Alors qu’elle se voit bien récupérer le chalut de pêche de l’un de ses oncles, ses proches la mettent en garde sur le métier qu’ils jugent "trop rustre" pour elle. Elle choisit alors une tout autre voie, celle de la communication. Après ses études, elle met les voiles vers Paris où elle décroche un contrat en CDI. Mais est rapidement rattrapée par l'appel du grand large.
Contre vents et marées
"J’étais loin de mes éléments. J’étais également malheureuse de ne pas pouvoir vivre de mes ressources. Dans ma famille, on pêche nos poissons, on cultive nos légumes dans les marais, on mange toutes les solutions à base d’algues. J'étais loin de tout ça, de mes racines", raconte-t-elle.

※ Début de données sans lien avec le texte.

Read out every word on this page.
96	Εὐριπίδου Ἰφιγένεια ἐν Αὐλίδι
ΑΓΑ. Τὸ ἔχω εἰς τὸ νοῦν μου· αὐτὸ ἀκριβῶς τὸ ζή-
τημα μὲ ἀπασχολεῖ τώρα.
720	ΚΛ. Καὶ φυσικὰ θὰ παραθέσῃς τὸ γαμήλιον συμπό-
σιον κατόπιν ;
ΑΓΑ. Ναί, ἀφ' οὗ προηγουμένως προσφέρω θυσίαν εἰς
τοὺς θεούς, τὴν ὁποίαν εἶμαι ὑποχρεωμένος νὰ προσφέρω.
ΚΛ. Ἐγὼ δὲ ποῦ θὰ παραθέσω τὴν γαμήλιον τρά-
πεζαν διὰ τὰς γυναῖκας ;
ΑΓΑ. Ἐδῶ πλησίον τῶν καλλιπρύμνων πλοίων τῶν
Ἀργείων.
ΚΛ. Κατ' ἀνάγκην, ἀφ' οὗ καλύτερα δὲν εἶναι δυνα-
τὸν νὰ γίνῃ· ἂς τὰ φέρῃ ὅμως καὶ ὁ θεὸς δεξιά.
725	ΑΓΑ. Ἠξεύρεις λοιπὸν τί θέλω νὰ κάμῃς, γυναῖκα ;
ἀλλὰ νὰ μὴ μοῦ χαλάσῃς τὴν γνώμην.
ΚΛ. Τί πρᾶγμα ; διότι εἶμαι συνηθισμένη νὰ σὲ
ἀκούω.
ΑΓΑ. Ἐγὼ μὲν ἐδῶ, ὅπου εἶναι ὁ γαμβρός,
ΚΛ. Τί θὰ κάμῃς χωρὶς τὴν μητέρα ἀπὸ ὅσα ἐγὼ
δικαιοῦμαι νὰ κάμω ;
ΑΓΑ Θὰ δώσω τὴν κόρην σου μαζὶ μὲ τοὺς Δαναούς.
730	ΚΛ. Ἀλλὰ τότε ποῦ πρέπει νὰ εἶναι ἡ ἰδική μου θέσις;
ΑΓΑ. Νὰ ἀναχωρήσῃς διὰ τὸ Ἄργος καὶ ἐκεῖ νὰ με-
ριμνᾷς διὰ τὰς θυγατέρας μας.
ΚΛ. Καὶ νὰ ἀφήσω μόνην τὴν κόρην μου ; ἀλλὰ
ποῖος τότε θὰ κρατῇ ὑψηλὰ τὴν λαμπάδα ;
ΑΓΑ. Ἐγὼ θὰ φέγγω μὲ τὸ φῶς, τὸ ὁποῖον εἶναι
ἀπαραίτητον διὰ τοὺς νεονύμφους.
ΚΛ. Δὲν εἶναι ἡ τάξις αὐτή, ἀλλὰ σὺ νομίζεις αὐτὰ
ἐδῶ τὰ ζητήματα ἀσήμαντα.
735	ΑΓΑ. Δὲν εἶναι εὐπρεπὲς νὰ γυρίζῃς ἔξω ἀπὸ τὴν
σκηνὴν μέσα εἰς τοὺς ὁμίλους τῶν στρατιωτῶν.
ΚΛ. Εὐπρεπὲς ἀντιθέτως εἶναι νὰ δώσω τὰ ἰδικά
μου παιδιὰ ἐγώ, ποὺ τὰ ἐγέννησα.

De retour aux Sables-d'Olonne, son destin s’apprête néanmoins à basculer lorsqu’elle tombe sur une équipe de scaphandriers lors d’une balade sur le port. "Je suis allée les voir et ils m’ont expliqué qu’ils travaillaient pour les constructions sous-marines : de l’assemblage de coffrage, du tirage de câble, de la soudure, du béton, de la découpe. J’ai trouvé ça génial."
Enthousiasmée, elle leur demande alors comment intégrer ce métier mais se confronte à un premier mur. "Ma question les a fait rire. Ils m’ont dit que c’était un métier d’homme, viril, rude et qu’il n’y avait pas de places pour les femmes."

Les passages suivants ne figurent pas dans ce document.